Everyone who knows me is very familiar with my stance on illegals; but what I really want to put into law pronto is this: anyone who does not bathe, change clothes, and, MOST IMPORTANTLY, does not use deodorant, GETS DEPORTED IMMEDIATELY and mercilessly. I think people who ride the subway (especially during the summer) will sign my petition.
Another pet peeve: I love when people start sharing personal information after a fifteen-minute acquaintance. Case in point: a sales rep who visits our office from time to time once offered me a piece of gum. I politely refused, stating that I do not usually chew gum. "Really?" - was her surprised reply - "Well, I always carry it, with my breath!". Did I really need to know that?
A fellow blogger once dedicated a post, completed with pictures, to the not so bright truck drivers who periodically get stuck under the Q Train tracks, because they do not pay attention to the clearance signs. Well, yours truly once witnessed two trucks, coming from the opposite directions, both getting stuck under the blessed Q train, and subsequently blocking Avenue P on Friday afternoon. Let us just say that was one of the few times when I was duly grateful for the fact that I do not drive.
A triumph of my assertiveness on the subway: putting down my big butt on the bench that was designed for four people, and where three men were comfortably sitting before my arrival.
Ultimate irony: when I bought myself a new prayer book, cashier did not deactivate the anti-theft device properly, and I started beeping by the exit.
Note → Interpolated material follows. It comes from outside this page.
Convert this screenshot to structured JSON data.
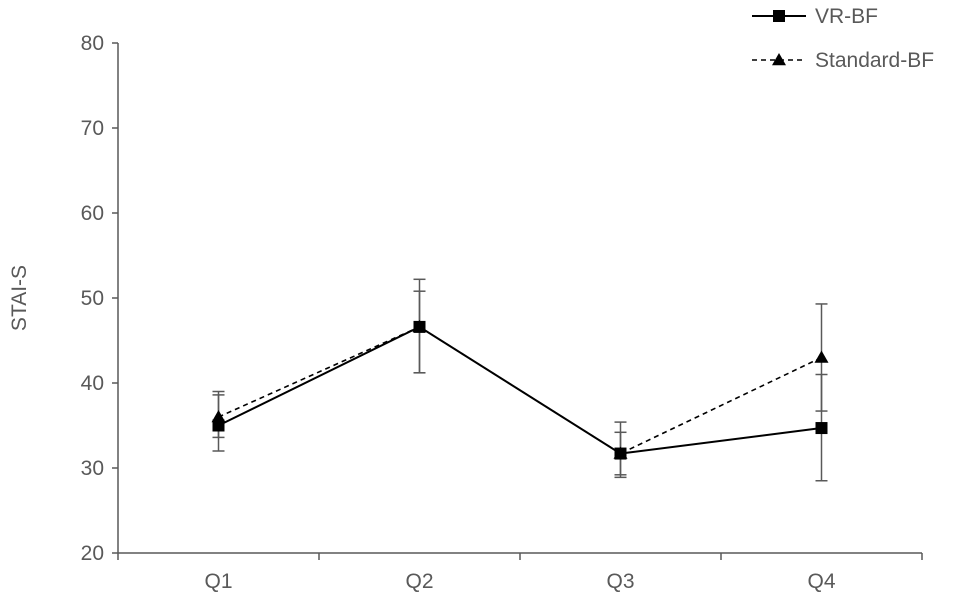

But here is my question: how can you pray using a stolen prayer book?
Notice on the e-bay action: "After few recent troubles I had with the lost packages, I will no longer ship to Russia". Gratifying to know that very few things changed in step-mother country.
I do not precisely remember what Bridget Jones considered as a "unfortunate laundry crisis outfit", but to me it ended up being a full goth regalia: black top and black skirt (completed with standard for New York winter black shoes).
I do not care about the logic and reasonable explanations: seating on the subway opposite a guy who was studying a diagram of female reproductive organs was just plain yucky.
Another funny bit: I did not get any birthday cards on the actual birthday, but I did get two cards a day before: one was from my Mom, and one was from my dentist.
One fine morning there was a little commotion in our office due to the fact that an entire team was ready to depart to the job site, but the project manager was missing. Long story short, poor guy called his second in command with apologies and a following explanation: "two Polish guys came in this morning, took off my apartment door (for the fridge delivery), and disappeared. I can not leave the house till the door is re-attached."
Few days ago I took fluffies out to an ice cream shop. Mini Not Me just kept trying to sneak candies; ice cream did not really stir him. Mini Me, on the other hand, usually takes very serious approach to her selection. Till recently, it was only a choice between an ice cream you can eat (a cone or a cup) and an ice cream you can drink (a milk shake). This time, she requested to be picked up, so she can view the selection better. I obliged and started rattling off all the flavors; she perused the entire selection very, very carefully, and finally made her choice: "Pink".